What vision was this? Might I aspire even to displace mine ancient enemy, in all the splendor of two close rows of bright, brass buttons, and pace majestically back and forth with the sang-froid of a lion tamer, above the common horde I had so lately quitted? What folly to keep silent concerning those acquirements that especially fitted me to serve a cosmopolitan clientèle, while fickle fortune was holding forth this golden prize! I broke in upon the manager’s brown study with a deluge of German. He opened wide his eyes. I addressed him in French. He sputtered with astonishment. I continued in Italian. He waved his hands above his head like a swimmer about to go down for the third time. I added a savoring of Spanish and Arabic for good measure, and he clutched weakly at a hotel pillar.

Gradually, strength returned to his trembling limbs. He rubbed his astonished gorge with a ham-like hand and dislodged an imprisoned shriek:—“Aber, mein lieber Kerl! Speaking all those langvages and out of a job—and in rhags! Why—you—you—you must haf been up to some crhooked business, yes?” He glanced fearfully about him at the silver ornaments of the office. “I—I—I am very sorry, we haf not now a single vacancy. But—but you vill not haf the least trouble—mit so viel’ Sprachen—in getting a position, not the slightest! I gif you a note—to Cook and Son.”

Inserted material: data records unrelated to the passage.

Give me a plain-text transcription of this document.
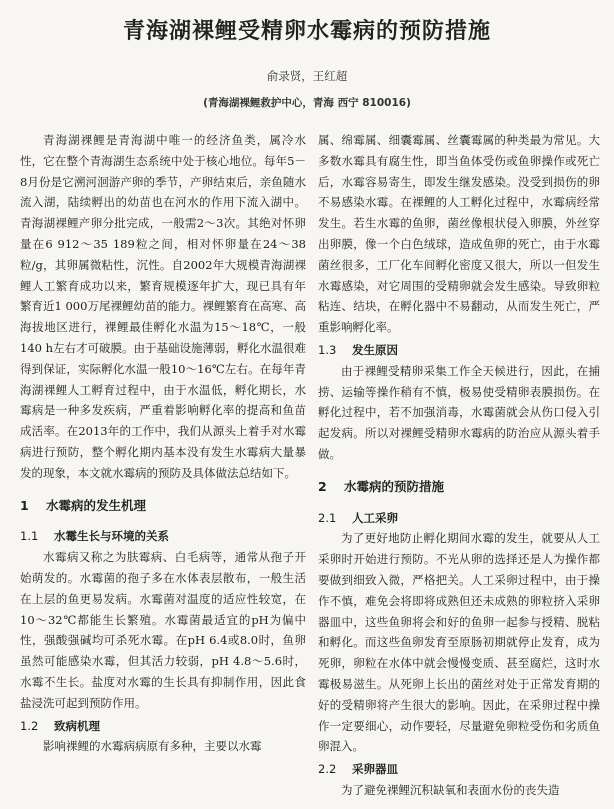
青海湖裸鲤受精卵水霉病的预防措施
俞录贤，王红超
(青海湖裸鲤救护中心，青海 西宁 810016)

青海湖裸鲤是青海湖中唯一的经济鱼类，属冷水性，它在整个青海湖生态系统中处于核心地位。每年5－8月份是它溯河洄游产卵的季节，产卵结束后，亲鱼随水流入湖，陆续孵出的幼苗也在河水的作用下流入湖中。青海湖裸鲤产卵分批完成，一般需2～3次。其绝对怀卵量在6 912～35 189粒之间，相对怀卵量在24～38粒/g，其卵属微粘性，沉性。自2002年大规模青海湖裸鲤人工繁育成功以来，繁育规模逐年扩大，现已具有年繁育近1 000万尾裸鲤幼苗的能力。裸鲤繁育在高寒、高海拔地区进行，裸鲤最佳孵化水温为15～18℃，一般140 h左右才可破膜。由于基础设施薄弱，孵化水温很难得到保证，实际孵化水温一般10～16℃左右。在每年青海湖裸鲤人工孵育过程中，由于水温低，孵化期长，水霉病是一种多发疾病，严重着影响孵化率的提高和鱼苗成活率。在2013年的工作中，我们从源头上着手对水霉病进行预防，整个孵化期内基本没有发生水霉病大量暴发的现象，本文就水霉病的预防及具体做法总结如下。

1 水霉病的发生机理
1.1 水霉生长与环境的关系

水霉病又称之为肤霉病、白毛病等，通常从孢子开始萌发的。水霉菌的孢子多在水体表层散布，一般生活在上层的鱼更易发病。水霉菌对温度的适应性较宽，在10～32℃都能生长繁殖。水霉菌最适宜的pH为偏中性，强酸强碱均可杀死水霉。在pH 6.4或8.0时，鱼卵虽然可能感染水霉，但其活力较弱，pH 4.8～5.6时，水霉不生长。盐度对水霉的生长具有抑制作用，因此食盐浸洗可起到预防作用。

1.2 致病机理

影响裸鲤的水霉病病原有多种，主要以水霉

属、绵霉属、细囊霉属、丝囊霉属的种类最为常见。大多数水霉具有腐生性，即当鱼体受伤或鱼卵操作或死亡后，水霉容易寄生，即发生继发感染。没受到损伤的卵不易感染水霉。在裸鲤的人工孵化过程中，水霉病经常发生。若生水霉的鱼卵，菌丝像根状侵入卵膜，外丝穿出卵膜，像一个白色绒球，造成鱼卵的死亡，由于水霉菌丝很多，工厂化车间孵化密度又很大，所以一但发生水霉感染，对它周围的受精卵就会发生感染。导致卵粒粘连、结块，在孵化器中不易翻动，从而发生死亡，严重影响孵化率。

1.3 发生原因

由于裸鲤受精卵采集工作全天候进行，因此，在捕捞、运输等操作稍有不慎，极易使受精卵表膜损伤。在孵化过程中，若不加强消毒，水霉菌就会从伤口侵入引起发病。所以对裸鲤受精卵水霉病的防治应从源头着手做。

2 水霉病的预防措施
2.1 人工采卵

为了更好地防止孵化期间水霉的发生，就要从人工采卵时开始进行预防。不光从卵的选择还是人为操作都要做到细致入微，严格把关。人工采卵过程中，由于操作不慎，难免会将即将成熟但还未成熟的卵粒挤入采卵器皿中，这些鱼卵将会和好的鱼卵一起参与授精、脱粘和孵化。而这些鱼卵发育至原肠初期就停止发育，成为死卵，卵粒在水体中就会慢慢变质、甚至腐烂，这时水霉极易滋生。从死卵上长出的菌丝对处于正常发育期的好的受精卵将产生很大的影响。因此，在采卵过程中操作一定要细心，动作要轻，尽量避免卵粒受伤和劣质鱼卵混入。

2.2 采卵器皿

为了避免裸鲤沉积缺氧和表面水份的丧失造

I wandered sadly away across the city and stumbled upon the American legation. Long battle won me admittance to the office of the secretary. Beyond that I could not force my way. The secretary heard my case, and, eager to be off to some afternoon function, thrust an official sheet into his typewriter and set forth in a “to-whom-it-may-concern” the half-dozen trades I mentioned; and several others to which I had never aspired. A second sheet he ruined with a score of addresses, and bade me be gone. If there was any corner of Cairo from Heliopolis to Masr el Attika which I had not already visited, these documents soon repaired the oversight. Two days the new task required, and it brought no reward, save one. The head of the Egyptian railway system promised me a pass to the coast when I chose to leave the country. I did not choose at once, and, returning on the third day to the legation, fought my way into the sanctum of the consul-general himself.

“If you are looking for work of a specific character,” said that gentleman, “I can do no more than has already been done—give you more addresses. If you are merely looking for work, I can give you employment at once.”

I pleaded indifference to qualifying adjectives.

The consul chose a card from his case, turned it over, and wrote on the back:—“Tom;—Let Franck do it.”

“Take this,” he said, “to my residence; it is opposite that of Lord Cromer, near the Nile, and give it to my butler.”

“Tom,” the commander-in-chief of the servant body of a vast establishment, proved to be a young American of the pleasantest type. I came upon him dancing blindly around the ballroom of Mr. Morgan’s residence, and shouting himself hoarse with the Arabic variation of “Get a move on!” The consul, it transpired, was to give a dinner, with dancing, to the lights of society wintering in the city. In the two days that remained before the eventful evening the ballroom floor must be properly waxed. Twelve native workmen, lured thither by the extraordinary wage of twenty-five cents a day, had been holding down the aforementioned floor since early morning. About them was spread powdered wax. In their hands were long bottles. Above them towered the dancing butler.

“Put some strength into it,” he bellowed, by way of variation, as I stepped across the room towards him. For the three succeeding strokes, the dozen bottles, moving in unison, to the chant of a thirteenth “workman” who had been hired to squat in a far corner and furnish vocal inspiration, nearly crushed the powdered wax under them. But this unseemly display of energy was of short duration.

I delivered the cabalistic message. The Arabs bounded half across the room at sound of the shriek emitted by its addressee:—“I’ll fire ’em!” bellowed Tom. “I’ll fire ’em now. An American? I’m delighted, old man! Get on the job while I kick these niggers down the stairs. Had any experience at this game?”